Salah satu kelengkapan kesempurnaan manusia sebagai makhluk ciptaan Allah adalah akal fikiran. Dengan akal fikiran ini manusia bisa membedakan antara yang baik dan buruk, bisa mengembangkan dan menghasilkan ilmu pengetahuan baru dan teknologi secara terus menerus. Lebih rai itu, tentu saja yang paling mendasar adalah keberadaan akal fikiran dalam diri manusia merupakan unsur yang membedakan manusia dengan makhluk Allah yang lainnya. Terutama bila dibandingkan dengan binatang.
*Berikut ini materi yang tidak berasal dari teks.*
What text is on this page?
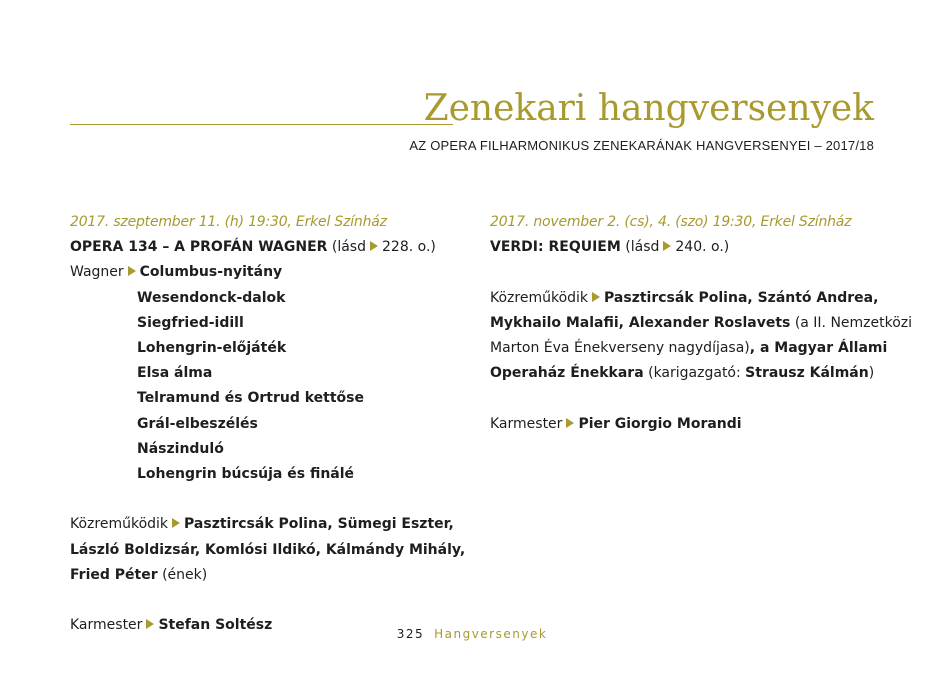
Zenekari hangversenyek
AZ OPERA FILHARMONIKUS ZENEKARÁNAK HANGVERSENYEI – 2017/18
2017. szeptember 11. (h) 19:30, Erkel Színház
OPERA 134 – A PROFÁN WAGNER (lásd 228. o.)
Wagner Columbus-nyitány
Wesendonck-dalok
Siegfried-idill
Lohengrin-előjáték
Elsa álma
Telramund és Ortrud kettőse
Grál-elbeszélés
Nászinduló
Lohengrin búcsúja és finálé
Közreműködik Pasztircsák Polina, Sümegi Eszter,
László Boldizsár, Komlósi Ildikó, Kálmándy Mihály,
Fried Péter (ének)
Karmester Stefan Soltész
2017. november 2. (cs), 4. (szo) 19:30, Erkel Színház
VERDI: REQUIEM (lásd 240. o.)
Közreműködik Pasztircsák Polina, Szántó Andrea,
Mykhailo Malafii, Alexander Roslavets (a II. Nemzetközi
Marton Éva Énekverseny nagydíjasa), a Magyar Állami
Operaház Énekkara (karigazgató: Strausz Kálmán)
Karmester Pier Giorgio Morandi
325 Hangversenyek
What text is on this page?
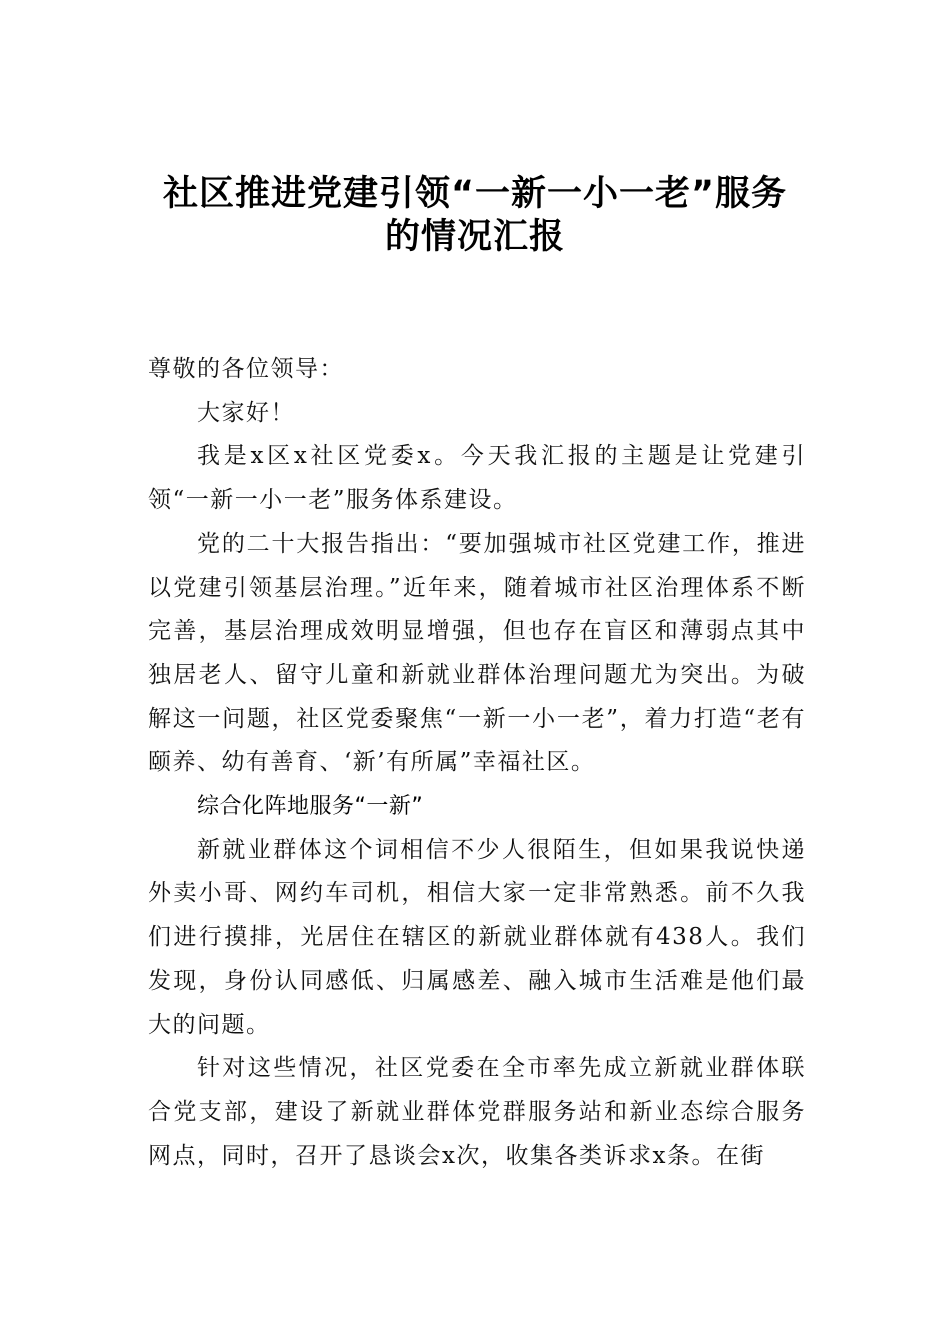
社区推进党建引领“一新一小一老”服务
的情况汇报

尊敬的各位领导：

大家好！

我是x区x社区党委x。今天我汇报的主题是让党建引领“一新一小一老”服务体系建设。

党的二十大报告指出：“要加强城市社区党建工作，推进以党建引领基层治理。”近年来，随着城市社区治理体系不断完善，基层治理成效明显增强，但也存在盲区和薄弱点其中独居老人、留守儿童和新就业群体治理问题尤为突出。为破解这一问题，社区党委聚焦“一新一小一老”，着力打造“老有颐养、幼有善育、‘新’有所属”幸福社区。

综合化阵地服务“一新”

新就业群体这个词相信不少人很陌生，但如果我说快递外卖小哥、网约车司机，相信大家一定非常熟悉。前不久我们进行摸排，光居住在辖区的新就业群体就有438人。我们发现，身份认同感低、归属感差、融入城市生活难是他们最大的问题。

针对这些情况，社区党委在全市率先成立新就业群体联合党支部，建设了新就业群体党群服务站和新业态综合服务网点，同时，召开了恳谈会x次，收集各类诉求x条。在街
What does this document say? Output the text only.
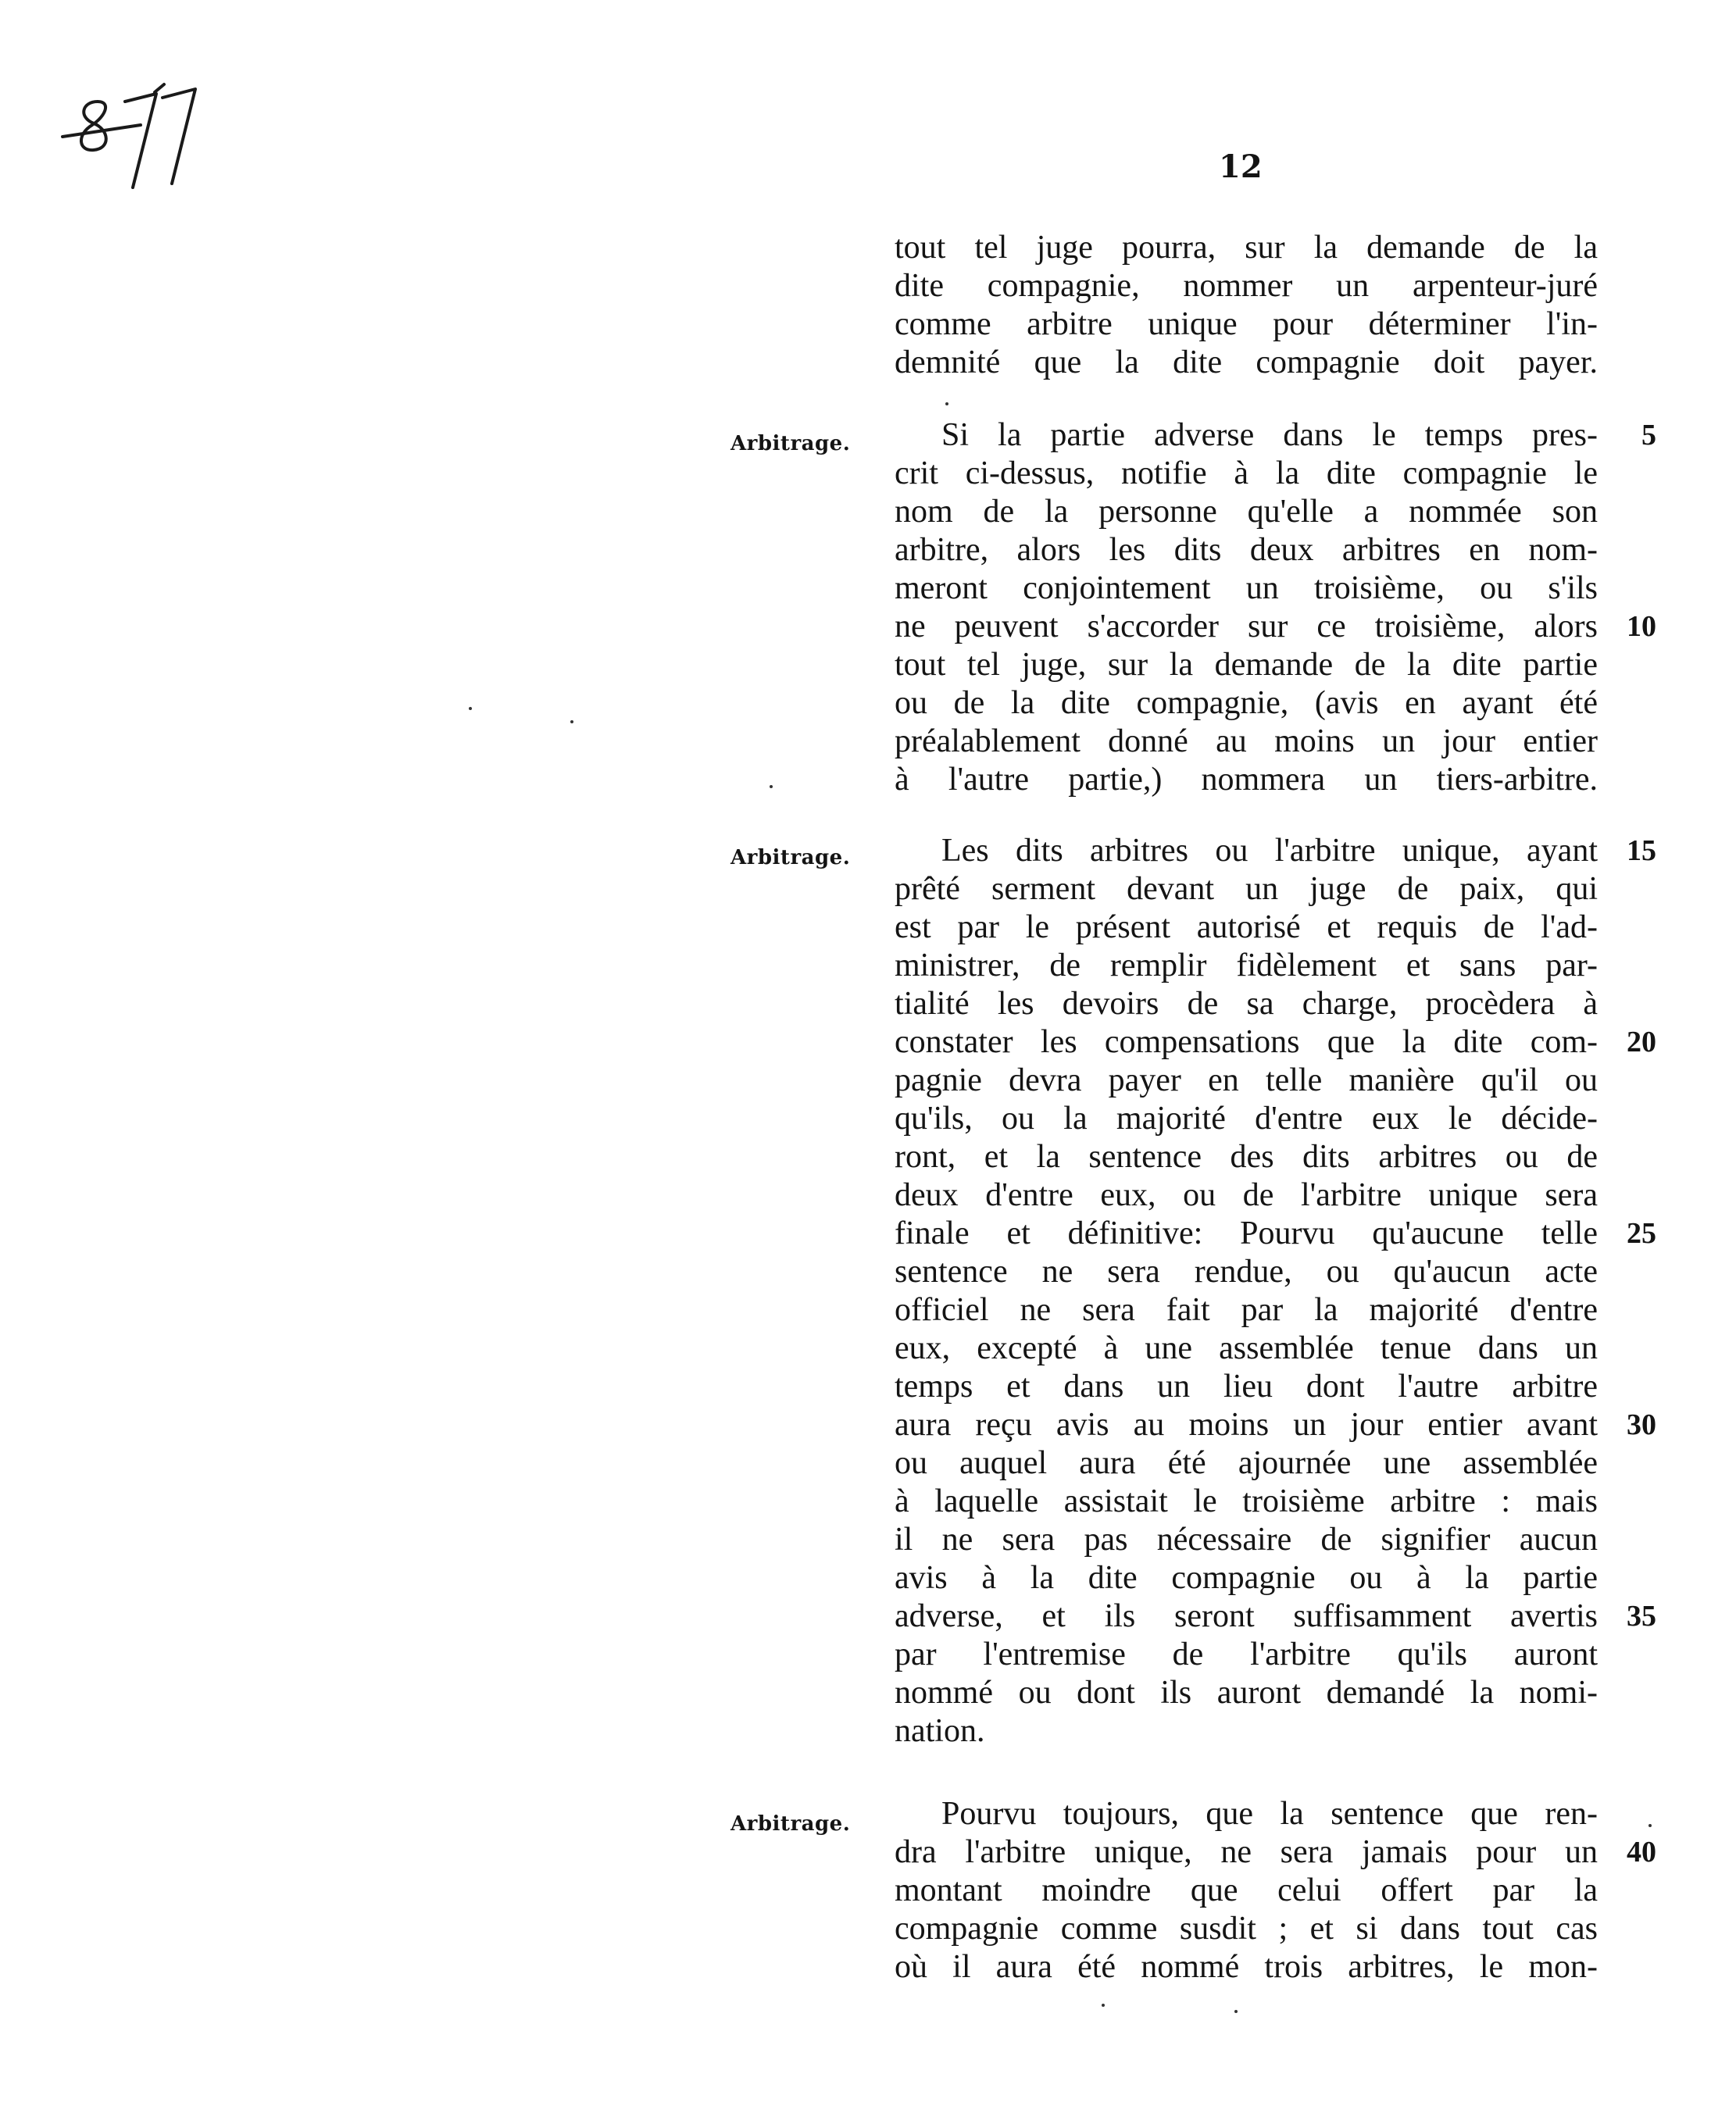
12
tout tel juge pourra, sur la demande de la
dite compagnie, nommer un arpenteur-juré
comme arbitre unique pour déterminer l'in-
demnité que la dite compagnie doit payer.
Arbitrage.	5
Si la partie adverse dans le temps pres-
crit ci-dessus, notifie à la dite compagnie le
nom de la personne qu'elle a nommée son
arbitre, alors les dits deux arbitres en nom-
meront conjointement un troisième, ou s'ils
ne peuvent s'accorder sur ce troisième, alors
tout tel juge, sur la demande de la dite partie
ou de la dite compagnie, (avis en ayant été
préalablement donné au moins un jour entier
à l'autre partie,) nommera un tiers-arbitre.
10
Arbitrage.	15
Les dits arbitres ou l'arbitre unique, ayant
prêté serment devant un juge de paix, qui
est par le présent autorisé et requis de l'ad-
ministrer, de remplir fidèlement et sans par-
tialité les devoirs de sa charge, procèdera à
constater les compensations que la dite com-
pagnie devra payer en telle manière qu'il ou
qu'ils, ou la majorité d'entre eux le décide-
ront, et la sentence des dits arbitres ou de
deux d'entre eux, ou de l'arbitre unique sera
finale et définitive: Pourvu qu'aucune telle
sentence ne sera rendue, ou qu'aucun acte
officiel ne sera fait par la majorité d'entre
eux, excepté à une assemblée tenue dans un
temps et dans un lieu dont l'autre arbitre
aura reçu avis au moins un jour entier avant
ou auquel aura été ajournée une assemblée
à laquelle assistait le troisième arbitre : mais
il ne sera pas nécessaire de signifier aucun
avis à la dite compagnie ou à la partie
adverse, et ils seront suffisamment avertis
par l'entremise de l'arbitre qu'ils auront
nommé ou dont ils auront demandé la nomi-
nation.
20
25
30
35
Arbitrage.	Pourvu toujours, que la sentence que ren-
dra l'arbitre unique, ne sera jamais pour un
montant moindre que celui offert par la
compagnie comme susdit ; et si dans tout cas
où il aura été nommé trois arbitres, le mon-
40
Pada setiap waktu dan kesempatan manusia senantiasa menggunakan akalnya untuk berfikir. Namun demikian ada perbedaan cara berfikir antara manusia yang satu dengan yang lainnya. Ada manusia yang berfikir secara sederhana dan sambil lalu yaitu berfikir mengenai hal-hal yang dihadapinya sehari-hari dengan tanpa mendalam. Misalnya, manusia berfikir tentang apa kegiatannya hari ini: sekolah, bekerja, bermain, alah raga, dan lain-lain. Lalu berfikir yang didorong oleh nafsu dasar manusia seperti mau makan apa, dimana, punya uang apa tidak, dan sebagainya.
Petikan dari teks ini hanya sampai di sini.